Any camera can be used to create a useful, watchable video of your garden, even smart-phone cameras. More advanced videographers might try using a GoPro camera to create time-lapse and how-to videos, perhaps with a headmount and a gooseneck mount, as used to create this video.
iMovie For Mac users, iMovie is free and easy to use. There are many tutorials on Youtube and for more detail, we recommend the iMovie tutorials on Lynda.com (just $25/month to watch as many videos as you want, or available free through your local library). Here’s a good tutorial on using iMovie for iPhone or iPad, and there’s more from the same teacher.
Windows Moviemaker For PC users, Windows Movie Maker is free and easy to use but no longer included or supported by Microsoft so we can’t recommend it.
Slide-show programs can be great for easy-to-use, affordable options. Filmora is powerful and just $60 for a lifetime subscription. The top version of Pictures to Exe, at about $130, is the favorite of professional photographers making videos of their images; it accepts video clips, too.
Powerpoint to Video If you can make a Powerpoint presentation, you can easily turn it into a video – here’s how. Examples are coming.
Know of Others? Please let us know.
Videos promoted on this site have all been first uploaded to the videomaker’s own YouTube or Vimeo channel. If you don’t have either, creating a YouTube channel is especially easy, and free. Here’s an easy how-to, but there are many others.
To make YouTube channels look great and provide basic information about you, we recommend uploading a header image, which they call “channel art” (example above); adding text to the About page; and if you have more than a few videos, organizing them into playlists. Here’s an example of a channel main page, and here are the playlists for that channel.

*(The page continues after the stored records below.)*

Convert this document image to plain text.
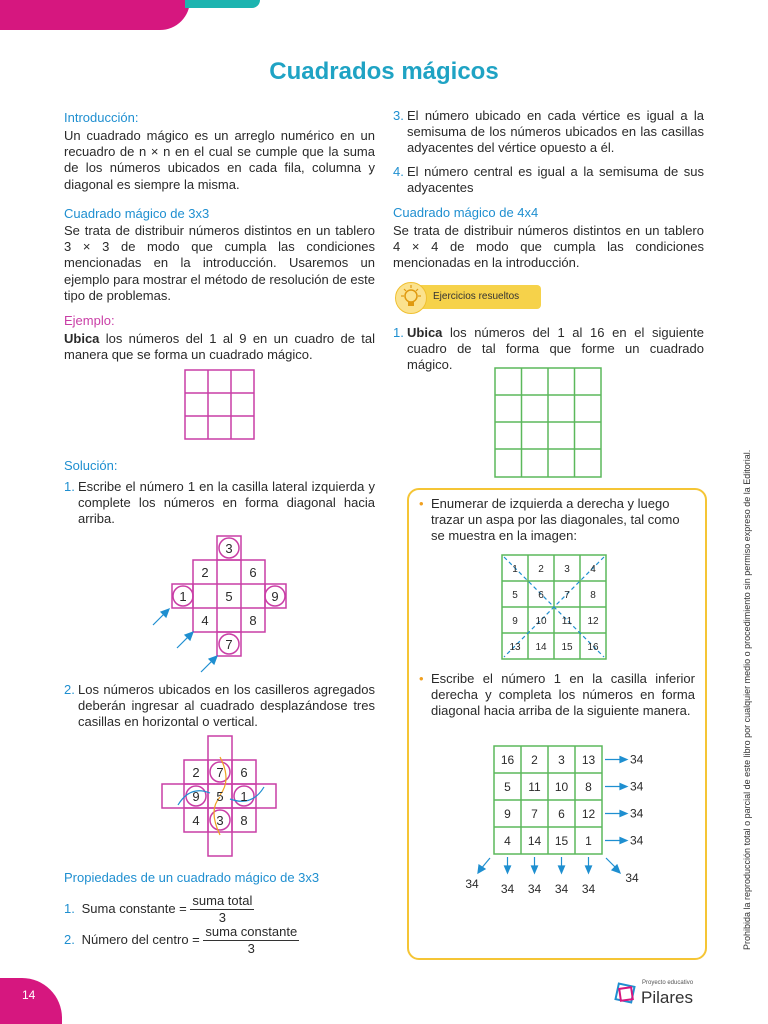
Cuadrados mágicos
Introducción:
Un cuadrado mágico es un arreglo numérico en un recuadro de n × n en el cual se cumple que la suma de los números ubicados en cada fila, columna y diagonal es siempre la misma.
Cuadrado mágico de 3x3
Se trata de distribuir números distintos en un tablero 3 × 3 de modo que cumpla las condiciones mencionadas en la introducción. Usaremos un ejemplo para mostrar el método de resolución de este tipo de problemas.
Ejemplo:
Ubica los números del 1 al 9 en un cuadro de tal manera que se forma un cuadrado mágico.
Solución:
1. Escribe el número 1 en la casilla lateral izquierda y complete los números en forma diagonal hacia arriba.
3
2	6
1	5	9
4	8
7
2. Los números ubicados en los casilleros agregados deberán ingresar al cuadrado desplazándose tres casillas en horizontal o vertical.
2 7 6
9 5 1
4 3 8
Propiedades de un cuadrado mágico de 3x3
1. Suma constante = $\frac{\text{suma total}}{3}$
2. Número del centro = $\frac{\text{suma constante}}{3}$
3. El número ubicado en cada vértice es igual a la semisuma de los números ubicados en las casillas adyacentes del vértice opuesto a él.
4. El número central es igual a la semisuma de sus adyacentes
Cuadrado mágico de 4x4
Se trata de distribuir números distintos en un tablero 4 × 4 de modo que cumpla las condiciones mencionadas en la introducción.
Ejercicios resueltos
1. Ubica los números del 1 al 16 en el siguiente cuadro de tal forma que forme un cuadrado mágico.
• Enumerar de izquierda a derecha y luego trazar un aspa por las diagonales, tal como se muestra en la imagen:
1 2 3 4
5 6 7 8
9 10 11 12
13 14 15 16
• Escribe el número 1 en la casilla inferior derecha y completa los números en forma diagonal hacia arriba de la siguiente manera.
16 2 3 13
5 11 10 8
9 7 6 12
4 14 15 1
34
34
34
34
34 34 34 34
34	34	Prohibida la reproducción total o parcial de este libro por cualquier medio o procedimiento sin permiso expreso de la Editorial.
14
Proyecto educativo
Pilares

Lastly, make your video accessible to more people by correcting YouTube’s auto-captions. They’re error-filled and recognize almost no plant names.
Special Video Topics
Video Tours of a Garden
- Use a title page, which can be as simple as “My Kentucky Garden in September.”
- (This first point bears repeating) No recording while walking! Instead, stand in one place, get the shot, explain where you are in the shot, cut, start at a new vantage point and repeat.
Take an establishing shot of the garden at the top of the video with voice-over explaining what we are looking at and what we will see in the tour or what makes the garden special. Example: “My garden features a waterfall and the plants were selected for texture and colorful foliage, let’s take a look.”
Always mention your location and garden zone in the introduction, or in captions.
The rest of the video should have at least 3 shots that support the declaration in the opening.
Only feature specific plants IF they are “camera ready.” Azaleas look like common evergreens when not in flower and is not interesting to viewer.
End the tour where you started so the viewer doesn’t feel “lost.”
Videos Promoting Garden Books
- Pam Penick created her video for Water-Saving Garden in a weekend using a one-month subscription to Animoto, and another one for Lawn Gone. (Animoto is perhaps the fastest method of all – here’s a tutorial for Animoto, and there are others.)
- Jennifer Walliser’s video about Attracting Beneficial Bugs incorporates interviews.
- Evelyn Hadden’s No Mow Lawn book trailer uses still photos and her own narration, using iMovie.
- Susan Morrison created her trailer for her book Garden Up! using Animoto.
- Debra Prinzing makes floral design videos that tie in with her books while not actually mentioning them IN the video. Here’s one.
- Margaret Roach used stills, narration and music to promote her Backyard Parables, and similar techniques to make two how-to videos using quotes from the book. (Here and here.)
Videos Promoting Garden Blogs
Videos Promoting Talks or Workshops
- Mary-Kate Mackey created her own video promoting her writing workshop.